Students blockaded campuses. Universities were paralysed as academics went on strike for months. University rectors were even taken hostage by students in two dramatic (albeit brief) incidents.
The deeply bitter, but unsuccessful, protests earlier this year against higher education reform in France have left the sector, and the wider international university community, facing searching questions.
Most agree that there is a need for serious reform of the French system. Outside the elite grandes écoles, France's public universities suffer underfunding, overcrowding and high student dropout rates. It is a source of national shame that the country fares so badly in world university rankings.
After trying and failing to resist reform, and losing public support in the process, French academics must look at their own "cynicism and fatalism", argue Michele Lamont of Harvard University and Bruno Cousin of Harvard and Sciences Po Paris in our cover story.
But a key cause of the uproar in France - President Nicolas Sarkozy's moves to give greater autonomy to universities - is a crucial and increasingly pressing issue for the whole of European higher education, and beyond.
Under the Freedoms and Responsibilities Law, 20 of France's 85 universities were given greater freedom from state control from January 2009; the rest will follow by 2012. The institutions were given control over their budgets, hiring and firing, working hours, plus staff salaries and bonuses.
The French academy resisted these changes for a number of reasons. It has a deep-seated cultural attachment to the State, dating back to its Revolutionary role as a secular defender against the power of the Church. There is rightly strong support for education as a public good, and many academics were (and are) worried about business-driven managerialism creeping into the sector. More immediately, there was concern that giving too much power to university managers could erode academics' individual autonomy.
But despite President Sarkozy's controversial handling of the reforms, the idea of giving universities more power to run their own affairs is surely one to be supported.
At a time of international financial crisis, when demand for flexible provision of higher education to an ever more diverse range of students is increasing and when serious public funding constraints affect all, universities need freedom to be entrepreneurial and compete with new and unconventional providers.
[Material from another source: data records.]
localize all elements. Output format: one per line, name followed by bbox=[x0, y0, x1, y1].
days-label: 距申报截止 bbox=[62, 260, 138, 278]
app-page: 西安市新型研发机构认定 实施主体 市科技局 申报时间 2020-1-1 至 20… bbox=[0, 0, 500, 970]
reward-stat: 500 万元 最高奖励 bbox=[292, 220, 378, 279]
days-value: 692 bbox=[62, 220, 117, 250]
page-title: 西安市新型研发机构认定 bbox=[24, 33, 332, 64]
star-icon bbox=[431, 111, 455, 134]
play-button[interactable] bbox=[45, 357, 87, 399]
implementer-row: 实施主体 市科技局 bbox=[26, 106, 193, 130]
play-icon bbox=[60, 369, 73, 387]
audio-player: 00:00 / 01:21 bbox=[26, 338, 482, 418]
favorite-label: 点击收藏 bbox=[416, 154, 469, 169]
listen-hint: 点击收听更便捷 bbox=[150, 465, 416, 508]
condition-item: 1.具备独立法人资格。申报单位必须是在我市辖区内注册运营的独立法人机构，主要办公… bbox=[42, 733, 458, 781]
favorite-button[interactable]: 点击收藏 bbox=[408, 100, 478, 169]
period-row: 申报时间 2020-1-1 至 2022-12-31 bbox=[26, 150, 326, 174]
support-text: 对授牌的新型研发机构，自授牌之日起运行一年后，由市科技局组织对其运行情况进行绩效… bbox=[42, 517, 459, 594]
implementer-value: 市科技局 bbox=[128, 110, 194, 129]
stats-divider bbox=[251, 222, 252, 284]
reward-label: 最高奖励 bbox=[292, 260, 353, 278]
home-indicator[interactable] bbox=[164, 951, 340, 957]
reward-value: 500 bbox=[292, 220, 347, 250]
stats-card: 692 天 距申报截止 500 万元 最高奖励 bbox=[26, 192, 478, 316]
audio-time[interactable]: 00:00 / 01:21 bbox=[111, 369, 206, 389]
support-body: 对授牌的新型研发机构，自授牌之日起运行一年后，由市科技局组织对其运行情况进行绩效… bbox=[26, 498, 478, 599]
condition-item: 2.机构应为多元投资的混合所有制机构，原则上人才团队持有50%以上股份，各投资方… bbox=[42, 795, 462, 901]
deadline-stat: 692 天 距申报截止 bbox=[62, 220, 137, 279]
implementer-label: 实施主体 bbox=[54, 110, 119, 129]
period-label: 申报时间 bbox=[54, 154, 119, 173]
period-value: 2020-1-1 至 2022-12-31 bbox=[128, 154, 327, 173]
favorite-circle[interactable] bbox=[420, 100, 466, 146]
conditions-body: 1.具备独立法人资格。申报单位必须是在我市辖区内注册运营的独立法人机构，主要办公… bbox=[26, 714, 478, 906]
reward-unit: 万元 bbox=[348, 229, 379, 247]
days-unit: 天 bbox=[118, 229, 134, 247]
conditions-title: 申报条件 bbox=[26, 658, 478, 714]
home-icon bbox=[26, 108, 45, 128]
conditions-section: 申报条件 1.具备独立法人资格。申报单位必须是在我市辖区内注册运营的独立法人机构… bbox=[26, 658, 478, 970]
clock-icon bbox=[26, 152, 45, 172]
The report this week from the European University Association, University Autonomy in Europe, serves as a timely reminder of the issue. It paints a bleak picture of universities in Europe persistently blighted by overweening state control, despite government rhetoric.
A number of European countries prevent universities owning - and therefore selling - their buildings, ban them from investing their income, and stop them setting their own staff pay levels and career opportunities. This lack of autonomy, the EUA warns, "is a real threat to the sustainability of Europe's 5,000-plus universities".
What President Sarkozy has done in France has obviously not been popular with academics. But history may prove that he was right on one fundamental principle - universities must be autonomous from government.